37Unter solchen Umständen ist davon auszugehen, dass die erforderliche Diabetes-Behandlung für die Klägerin aus finanziellen Gründen in Vietnam - soweit derzeit übersehbar - auf Dauer nicht verfügbar sein wird.

Das gilt auch angesichts dessen, dass seitens der Beklagten eine Versorgung mit Medikamenten für ca. 2 Jahre in Erwägung gezogen worden ist. Eine entsprechende Zusicherung der zuständigen Ausländerbehörde liegt insoweit noch nicht vor.
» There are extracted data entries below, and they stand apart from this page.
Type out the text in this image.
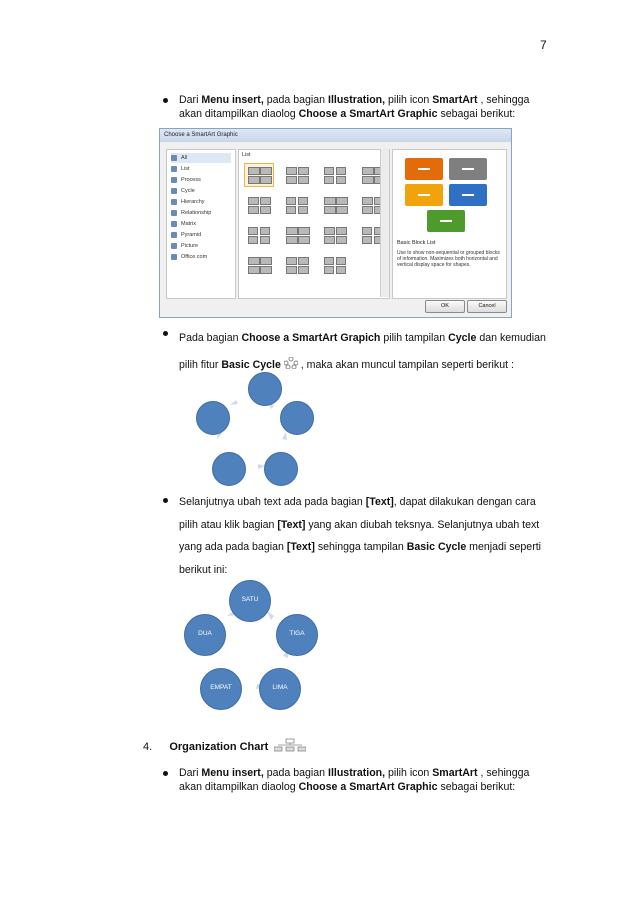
7
Dari Menu insert, pada bagian Illustration, pilih icon SmartArt , sehingga
akan ditampilkan diaolog Choose a SmartArt Graphic sebagai berikut:
Choose a SmartArt Graphic
All
List
Process
Cycle
Hierarchy
Relationship
Matrix
Pyramid
Picture
Office.com
List
Basic Block List
Use to show non-sequential or grouped blocks of information. Maximizes both horizontal and vertical display space for shapes.
OK	Cancel
Pada bagian Choose a SmartArt Grapich pilih tampilan Cycle dan kemudian
pilih fitur Basic Cycle  , maka akan muncul tampilan seperti berikut :
Selanjutnya ubah text ada pada bagian [Text], dapat dilakukan dengan cara
pilih atau klik bagian [Text] yang akan diubah teksnya. Selanjutnya ubah text
yang ada pada bagian [Text] sehingga tampilan Basic Cycle menjadi seperti
berikut ini:
SATU
TIGA
LIMA
EMPAT
DUA
4. Organization Chart
Dari Menu insert, pada bagian Illustration, pilih icon SmartArt , sehingga
akan ditampilkan diaolog Choose a SmartArt Graphic sebagai berikut:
Zudem fehlt es an der Wahrscheinlichkeit, dass im Anschluss an die Medikamentation für ggf. 2 Jahre unter Berücksichtigung der finanziellen Lage der Klägerin eine später dann erforderliche Behandlung tatsächlich gegeben ist. Schließlich ist nicht auszuschließen, dass die Klägerin in Vietnam künftig wiederum - wie schon einmal im Oktober 2001 geschehen - von einer halbseitigen Lähmung betroffen sein wird. In einem solchen Falle käme wohl in Vietnam - unterstellt sie lebte in ihrem Heimatort ca. 100 km (3-4 Fahrstunden) von Hanoi entfernt - angesichts des Gesundheitssystems und der med. Versorgung jede Hilfe zu spät.

Demgemäß ist zu Gunsten der Klägerin festzustellen, dass ein Abschiebungsverbot gem. § 60 Abs. 7 AufenthG vorliegt. Zugleich ist ihr in Anwendung der Qualifikationsrichtlinie (Art. 18 iVm Art. 4) auf der Grundlage ihrer individuellen Lage und ihrer persönlichen Umstände der subsidiäre Schutzstatus gem. Art. 18 iVm Art. 4 Abs. 3 zuzusprechen.

Damit dürfte ihr gem. § 25 Abs. 3 S. 1 AufenthG, der stets richtlinienkonform auszulegen ist (BVerwG-Urt. v. 24.6.2008 - 10 C 43.07 - Rz. 13), aller Voraussicht nach ausländerrechtlich auch eine Aufenthaltserlaubnis zu erteilen sein (Art. 24 der gen. Richtlinie), da es an zwingenden Gründen der öffentlichen Sicherheit und Ordnung fehlen dürfte (vgl. das BVerwG-Urt. aaO. und die Sollbestimmungen in § 25 Abs. 3 und 5 AufenthG).

Die Kostenentscheidung beruht auf § 154 Abs. 1 VwGO i.V.m. § 83 b AsylVfG. Die Entscheidung über die vorläufige Vollstreckbarkeit folgt aus § 167 VwGO i.V.m. § 708 Nr. 11 ZPO.